Implementation:Haifengl Smile DataFrame Numerical Conversion
Overview
The DataFrame Numerical Conversion API provides methods on the DataFrame record for converting heterogeneous tabular data into homogeneous numerical arrays (double[][]) and matrices (DenseMatrix). These methods handle categorical encoding (level, dummy, one-hot), optional bias/intercept columns, missing value representation, and column selection -- producing the final numerical representation consumed by Smile's ML algorithms.
API Summary
| Method | Return Type | Description |
|---|---|---|
toArray(String... columns) |
double[][] |
Convert selected columns to a 2D array (level encoding, no bias) |
toArray(boolean bias, CategoricalEncoder encoder, String... names) |
double[][] |
Convert with explicit bias and encoding options |
toMatrix() |
DenseMatrix |
Convert all columns to a matrix (level encoding, no bias) |
toMatrix(boolean bias, CategoricalEncoder encoder, String rowNames) |
DenseMatrix |
Convert with explicit bias, encoding, and row name column |
Source Location
| Property | Value |
|---|---|
| File | base/src/main/java/smile/data/DataFrame.java
|
| Lines | L742-925 |
| Package | smile.data
|
| Repository | github.com/haifengl/smile |
Import
import smile.data.DataFrame;
import smile.data.CategoricalEncoder;
import smile.tensor.DenseMatrix;
Type: API Doc
Signature
public record DataFrame(StructType schema, List<ValueVector> columns, RowIndex index)
implements Iterable<Row>, Serializable {
// Convert to 2D double array
public double[][] toArray(String... columns)
public double[][] toArray(boolean bias,
CategoricalEncoder encoder, String... names)
// Convert to DenseMatrix
public DenseMatrix toMatrix()
public DenseMatrix toMatrix(boolean bias,
CategoricalEncoder encoder, String rowNames)
}
CategoricalEncoder Enum
The CategoricalEncoder enum defines three encoding strategies for categorical (nominal/ordinal) variables:
public enum CategoricalEncoder {
/** Level encoding: integer index of the category level. */
LEVEL,
/** Dummy encoding: k-1 binary columns (reference = first level). */
DUMMY,
/** One-hot encoding: k binary columns. */
ONE_HOT
}
| Encoder | Columns per k-level Variable | Suitable For |
|---|---|---|
LEVEL |
1 | Tree-based models, ordinal data |
DUMMY |
Linear models with intercept (avoids dummy trap) | |
ONE_HOT |
Neural networks, regularized models without intercept |
Inputs and Outputs
| Parameter | Type | Description | Default |
|---|---|---|---|
columns / names |
String... |
Column names to include (empty = all columns) | All columns |
bias |
boolean |
If true, prepend a column of 1.0 values | false
|
encoder |
CategoricalEncoder |
Encoding strategy for categorical variables | LEVEL
|
rowNames |
String |
Column to use as row names in the matrix (excluded from data) | null
|
| Returns | double[][] or DenseMatrix |
The numerical representation | -- |
Usage Examples
Example 1: Simple conversion to double array
import smile.io.Read;
import smile.data.DataFrame;
DataFrame iris = Read.csv("data/iris.csv",
"delimiter=,,header=true");
// Select only numeric feature columns
DataFrame features = iris.select("sepal_length", "sepal_width",
"petal_length", "petal_width");
// Convert all columns to a 2D array
double[][] X = features.toArray();
// X.length == 150 (rows), X[0].length == 4 (columns)

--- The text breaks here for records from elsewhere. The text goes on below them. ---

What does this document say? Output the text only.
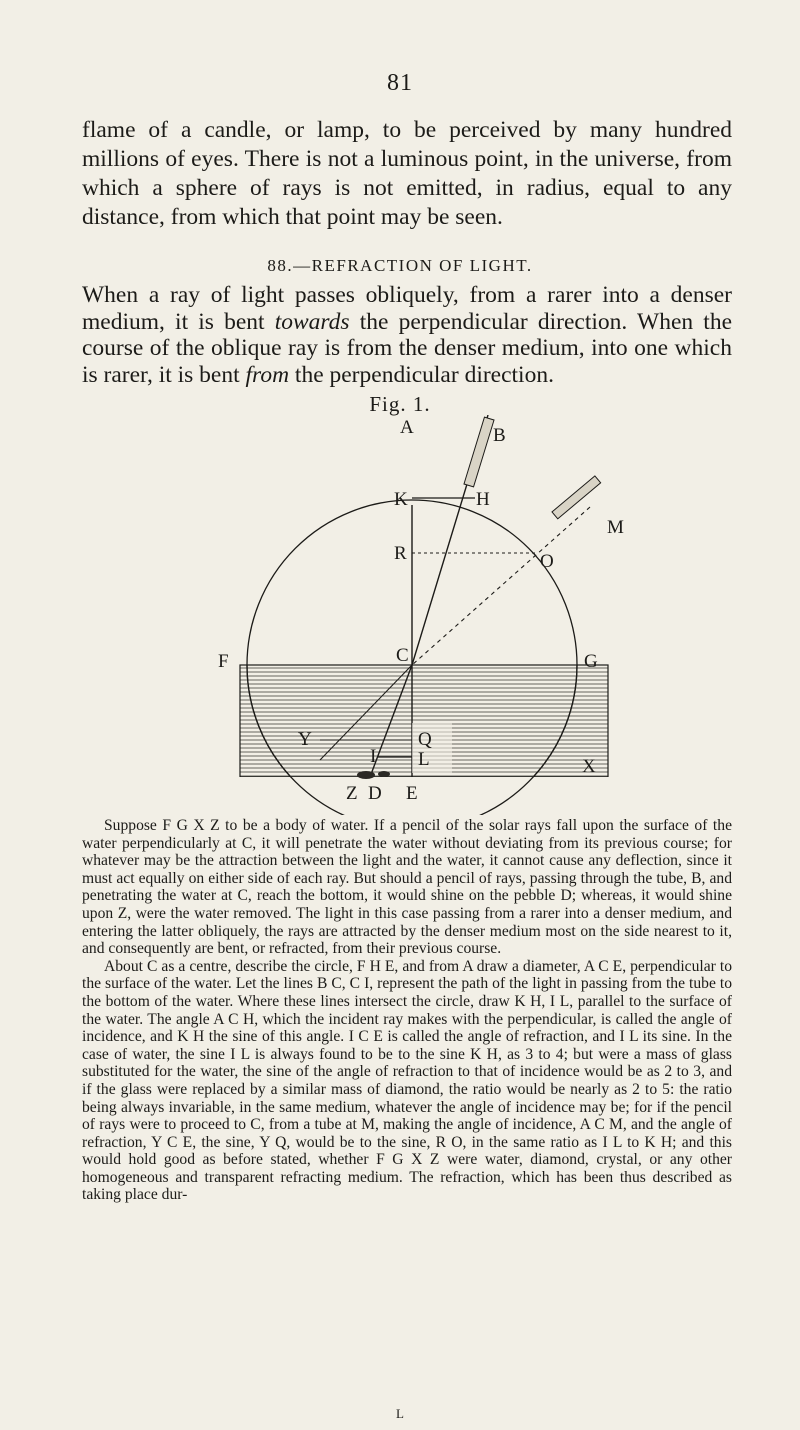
81
flame of a candle, or lamp, to be perceived by many hundred millions of eyes. There is not a luminous point, in the universe, from which a sphere of rays is not emitted, in radius, equal to any distance, from which that point may be seen.
88.—REFRACTION OF LIGHT.
When a ray of light passes obliquely, from a rarer into a denser medium, it is bent towards the perpendicular direction. When the course of the oblique ray is from the denser medium, into one which is rarer, it is bent from the perpendicular direction.
Fig. 1.
A	B
K	H
M
R	O
F	C	G
Y	Q
I L	X
Z D E

Suppose F G X Z to be a body of water. If a pencil of the solar rays fall upon the surface of the water perpendicularly at C, it will penetrate the water without deviating from its previous course; for whatever may be the attraction between the light and the water, it cannot cause any deflection, since it must act equally on either side of each ray. But should a pencil of rays, passing through the tube, B, and penetrating the water at C, reach the bottom, it would shine on the pebble D; whereas, it would shine upon Z, were the water removed. The light in this case passing from a rarer into a denser medium, and entering the latter obliquely, the rays are attracted by the denser medium most on the side nearest to it, and consequently are bent, or refracted, from their previous course.

About C as a centre, describe the circle, F H E, and from A draw a diameter, A C E, perpendicular to the surface of the water. Let the lines B C, C I, represent the path of the light in passing from the tube to the bottom of the water. Where these lines intersect the circle, draw K H, I L, parallel to the surface of the water. The angle A C H, which the incident ray makes with the perpendicular, is called the angle of incidence, and K H the sine of this angle. I C E is called the angle of refraction, and I L its sine. In the case of water, the sine I L is always found to be to the sine K H, as 3 to 4; but were a mass of glass substituted for the water, the sine of the angle of refraction to that of incidence would be as 2 to 3, and if the glass were replaced by a similar mass of diamond, the ratio would be nearly as 2 to 5: the ratio being always invariable, in the same medium, whatever the angle of incidence may be; for if the pencil of rays were to proceed to C, from a tube at M, making the angle of incidence, A C M, and the angle of refraction, Y C E, the sine, Y Q, would be to the sine, R O, in the same ratio as I L to K H; and this would hold good as before stated, whether F G X Z were water, diamond, crystal, or any other homogeneous and transparent refracting medium. The refraction, which has been thus described as taking place dur-

L
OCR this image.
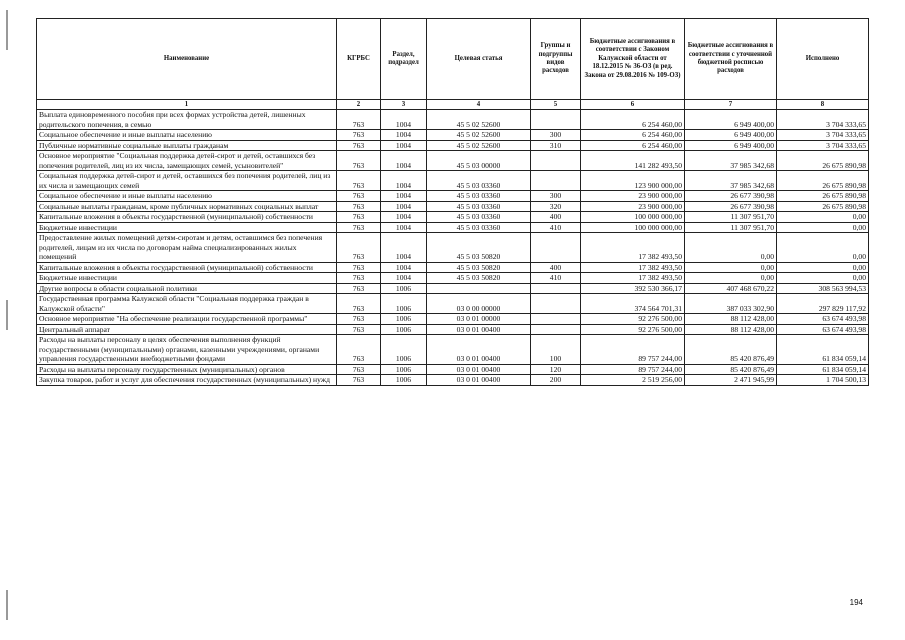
Наименование	КГРБС	Раздел, подраздел	Целевая статья	Группы и подгруппы видов расходов	Бюджетные ассигнования в соответствии с Законом Калужской области от 18.12.2015 № 36-ОЗ (в ред. Закона от 29.08.2016 № 109-ОЗ)	Бюджетные ассигнования в соответствии с уточненной бюджетной росписью расходов	Исполнено
1	2	3	4	5	6	7	8
Выплата единовременного пособия при всех формах устройства детей, лишенных родительского попечения, в семью	763	1004	45 5 02 52600		6 254 460,00	6 949 400,00	3 704 333,65
Социальное обеспечение и иные выплаты населению	763	1004	45 5 02 52600	300	6 254 460,00	6 949 400,00	3 704 333,65
Публичные нормативные социальные выплаты гражданам	763	1004	45 5 02 52600	310	6 254 460,00	6 949 400,00	3 704 333,65
Основное мероприятие "Социальная поддержка детей-сирот и детей, оставшихся без попечения родителей, лиц из их числа, замещающих семей, усыновителей"	763	1004	45 5 03 00000		141 282 493,50	37 985 342,68	26 675 890,98
Социальная поддержка детей-сирот и детей, оставшихся без попечения родителей, лиц из их числа и замещающих семей	763	1004	45 5 03 03360		123 900 000,00	37 985 342,68	26 675 890,98
Социальное обеспечение и иные выплаты населению	763	1004	45 5 03 03360	300	23 900 000,00	26 677 390,98	26 675 890,98
Социальные выплаты гражданам, кроме публичных нормативных социальных выплат	763	1004	45 5 03 03360	320	23 900 000,00	26 677 390,98	26 675 890,98
Капитальные вложения в объекты государственной (муниципальной) собственности	763	1004	45 5 03 03360	400	100 000 000,00	11 307 951,70	0,00
Бюджетные инвестиции	763	1004	45 5 03 03360	410	100 000 000,00	11 307 951,70	0,00
Предоставление жилых помещений детям-сиротам и детям, оставшимся без попечения родителей, лицам из их числа по договорам найма специализированных жилых помещений	763	1004	45 5 03 50820		17 382 493,50	0,00	0,00
Капитальные вложения в объекты государственной (муниципальной) собственности	763	1004	45 5 03 50820	400	17 382 493,50	0,00	0,00
Бюджетные инвестиции	763	1004	45 5 03 50820	410	17 382 493,50	0,00	0,00
Другие вопросы в области социальной политики	763	1006			392 530 366,17	407 468 670,22	308 563 994,53
Государственная программа Калужской области "Социальная поддержка граждан в Калужской области"	763	1006	03 0 00 00000		374 564 701,31	387 033 302,90	297 829 117,92
Основное мероприятие "На обеспечение реализации государственной программы"	763	1006	03 0 01 00000		92 276 500,00	88 112 428,00	63 674 493,98
Центральный аппарат	763	1006	03 0 01 00400		92 276 500,00	88 112 428,00	63 674 493,98
Расходы на выплаты персоналу в целях обеспечения выполнения функций государственными (муниципальными) органами, казенными учреждениями, органами управления государственными внебюджетными фондами	763	1006	03 0 01 00400	100	89 757 244,00	85 420 876,49	61 834 059,14
Расходы на выплаты персоналу государственных (муниципальных) органов	763	1006	03 0 01 00400	120	89 757 244,00	85 420 876,49	61 834 059,14
Закупка товаров, работ и услуг для обеспечения государственных (муниципальных) нужд	763	1006	03 0 01 00400	200	2 519 256,00	2 471 945,99	1 704 500,13
194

System.out.printf("Shape: %d x %d%n", X.length, X[0].length);
Example 2: Conversion with specific column selection
import smile.io.Read;
import smile.data.DataFrame;
DataFrame data = Read.csv("data/iris.csv",
"delimiter=,,header=true");
// Convert only two columns -- no need to select first
double[][] X = data.toArray("sepal_length", "petal_length");
// X[0].length == 2
System.out.printf("Selected features: %d x %d%n",
X.length, X[0].length);
Example 3: Dummy encoding with bias term for linear regression
import smile.io.Read;
import smile.data.DataFrame;
import smile.data.CategoricalEncoder;
DataFrame data = Read.csv("data/iris.csv",
"delimiter=,,header=true");
// Factorize the species column first (string -> integer + NominalScale)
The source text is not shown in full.